Assets from clients whose activities are aligned with the Green and Sustainable Product Framework and/or from transactions for which the use of proceeds will be utilised directly to contribute towards eligible themes and activities set out within the Green and Sustainable Product Framework.

Sustainable Finance revenue

Revenue from clients whose activities are aligned with the Green and Sustainable Product Framework and/or from transactions for which proceeds will be utilised directly to contribute towards eligible themes and activities set out within the Green and Sustainable Product Framework and/or from approved 'labelled' transactions such as any transaction referred to as "green", "social", "sustainable", "SDG (sustainable development goal) aligned", "ESG", "transition", "COVID-19 facility" or "COVID-19 response" which have been approved by the Sustainable Finance Governance Committee.

Tier 1 capital

The sum of Common Equity Tier 1 capital and Additional Tier 1 capital.

Tier 1 capital ratio

Tier 1 capital as a percentage of risk-weighted assets.

Tier 2 capital

Tier 2 capital comprises qualifying subordinated liabilities and related share premium accounts.

TLAC or Total loss absorbing capacity

An international standard for TLAC issued by the FSB, which requires G-SIBs to have sufficient loss-absorbing and recapitalisation capacity available in resolution, to minimise impacts on financial stability, maintain the continuity of critical functions and avoid exposing public funds to loss.

Transition risks

The risk of changes to market dynamics or sectoral economics due to governments' response to climate change.

UK bank levy

A levy that applies to certain UK banks and the UK operations of foreign banks.
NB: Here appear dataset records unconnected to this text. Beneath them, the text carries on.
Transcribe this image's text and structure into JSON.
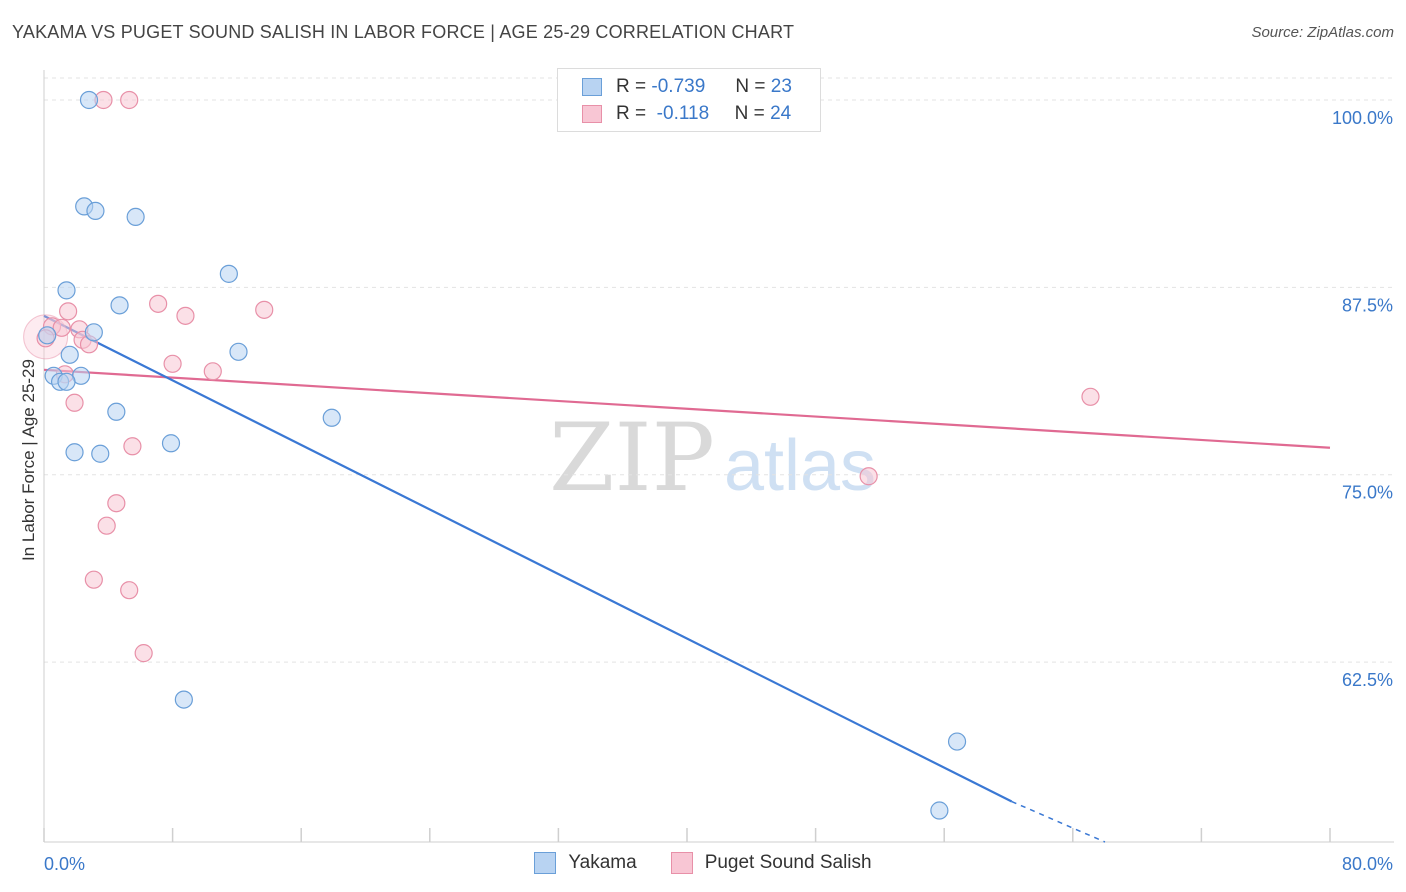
{
  "header": {
    "title": "YAKAMA VS PUGET SOUND SALISH IN LABOR FORCE | AGE 25-29 CORRELATION CHART",
    "source": "Source: ZipAtlas.com"
  },
  "watermark": {
    "zip": "ZIP",
    "atlas": "atlas"
  },
  "legend_top": {
    "rows": [
      {
        "r_label": "R =",
        "r_value": "-0.739",
        "n_label": "N =",
        "n_value": "23"
      },
      {
        "r_label": "R =",
        "r_value": "-0.118",
        "n_label": "N =",
        "n_value": "24"
      }
    ]
  },
  "colors": {
    "yakama_fill": "#b8d3f2",
    "yakama_stroke": "#6a9fd8",
    "yakama_line": "#3a78d4",
    "puget_fill": "#f8c6d4",
    "puget_stroke": "#e890a8",
    "puget_line": "#e06a92",
    "grid": "#e3e3e3",
    "tick_label": "#3a78c9"
  },
  "chart_data": {
    "type": "scatter",
    "title": "YAKAMA VS PUGET SOUND SALISH IN LABOR FORCE | AGE 25-29 CORRELATION CHART",
    "xlabel": "",
    "ylabel": "In Labor Force | Age 25-29",
    "xlim": [
      0,
      80
    ],
    "ylim": [
      50.5,
      102
    ],
    "x_tick_labels": [
      {
        "value": 0,
        "label": "0.0%"
      },
      {
        "value": 80,
        "label": "80.0%"
      }
    ],
    "y_ticks": [
      {
        "value": 100,
        "label": "100.0%"
      },
      {
        "value": 87.5,
        "label": "87.5%"
      },
      {
        "value": 75,
        "label": "75.0%"
      },
      {
        "value": 62.5,
        "label": "62.5%"
      }
    ],
    "series": [
      {
        "name": "Yakama",
        "R": -0.739,
        "N": 23,
        "points": [
          [
            2.8,
            100
          ],
          [
            2.5,
            92.9
          ],
          [
            3.2,
            92.6
          ],
          [
            5.7,
            92.2
          ],
          [
            11.5,
            88.4
          ],
          [
            1.4,
            87.3
          ],
          [
            4.7,
            86.3
          ],
          [
            3.1,
            84.5
          ],
          [
            0.2,
            84.3
          ],
          [
            12.1,
            83.2
          ],
          [
            1.6,
            83.0
          ],
          [
            0.6,
            81.6
          ],
          [
            2.3,
            81.6
          ],
          [
            1.0,
            81.2
          ],
          [
            1.4,
            81.2
          ],
          [
            4.5,
            79.2
          ],
          [
            17.9,
            78.8
          ],
          [
            7.9,
            77.1
          ],
          [
            1.9,
            76.5
          ],
          [
            3.5,
            76.4
          ],
          [
            8.7,
            60.0
          ],
          [
            56.8,
            57.2
          ],
          [
            55.7,
            52.6
          ]
        ],
        "trend": {
          "x1": 0,
          "y1": 85.6,
          "x2": 60.2,
          "y2": 53.2,
          "dash_to_x": 66,
          "dash_to_y": 50.5
        }
      },
      {
        "name": "Puget Sound Salish",
        "R": -0.118,
        "N": 24,
        "points": [
          [
            3.7,
            100
          ],
          [
            5.3,
            100
          ],
          [
            7.1,
            86.4
          ],
          [
            8.8,
            85.6
          ],
          [
            13.7,
            86.0
          ],
          [
            1.5,
            85.9
          ],
          [
            0.5,
            84.9
          ],
          [
            1.1,
            84.8
          ],
          [
            2.2,
            84.7
          ],
          [
            2.4,
            84.0
          ],
          [
            2.8,
            83.7
          ],
          [
            0.1,
            84.1
          ],
          [
            8.0,
            82.4
          ],
          [
            10.5,
            81.9
          ],
          [
            1.3,
            81.7
          ],
          [
            1.9,
            79.8
          ],
          [
            5.5,
            76.9
          ],
          [
            4.5,
            73.1
          ],
          [
            3.9,
            71.6
          ],
          [
            3.1,
            68.0
          ],
          [
            5.3,
            67.3
          ],
          [
            6.2,
            63.1
          ],
          [
            51.3,
            74.9
          ],
          [
            65.1,
            80.2
          ]
        ],
        "trend": {
          "x1": 0,
          "y1": 82.0,
          "x2": 80,
          "y2": 76.8
        }
      }
    ]
  }
}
The levy is payable each year based on a percentage of the chargeable equities and liabilities on the Group's UK tax resident entities' balance sheets. Key exclusions from chargeable equities and liabilities include Tier 1 capital, insured or guaranteed retail deposits, repos secured on certain sovereign debt and liabilities subject to netting.

Unbiased

Not overly optimistic or pessimistic, represents information that is not slanted, weighted, emphasised, de-emphasised or otherwise manipulated to increase the probability that the financial information will be received favourably or unfavourably by users.

Unlikely to pay

Indications of unlikeliness to pay shall include placing the credit obligation on non-accrued status; the recognition of a specific credit adjustment resulting from a significant perceived decline in credit quality subsequent to the Group taking on the exposure; selling the credit obligation at a material credit-related economic loss; the Group consenting to a distressed restructuring of the credit obligation where this is likely to result in a diminished financial obligation caused by the material forgiveness, or postponement, of principal, interest or, where relevant fees; filing for the obligor's bankruptcy or a similar order in respect of an obligor's credit obligation to the Group; the obligor has sought or has been placed in bankruptcy or similar protection where this would avoid or delay repayment of a credit obligation to the Group.

VaR or Value at Risk

A quantitative measure of market risk estimating the potential loss that will not be exceeded in a set time period at a set statistical confidence level.

ViU or Value-in-Use

The present value of the future expected cash flows expected to be derived from an asset or CGU.

Write-downs

After an advance has been identified as impaired and is subject to an impairment provision, the stage may be reached whereby it is concluded that there is no realistic prospect of further recovery. Write-downs will occur when, and to the extent that, the whole or part of a debt is considered irrecoverable.

XVA

The term used to incorporate credit, debit and funding valuation adjustments to the fair value of derivative financial instruments. See 'CVA', 'DVA' and 'FVA'.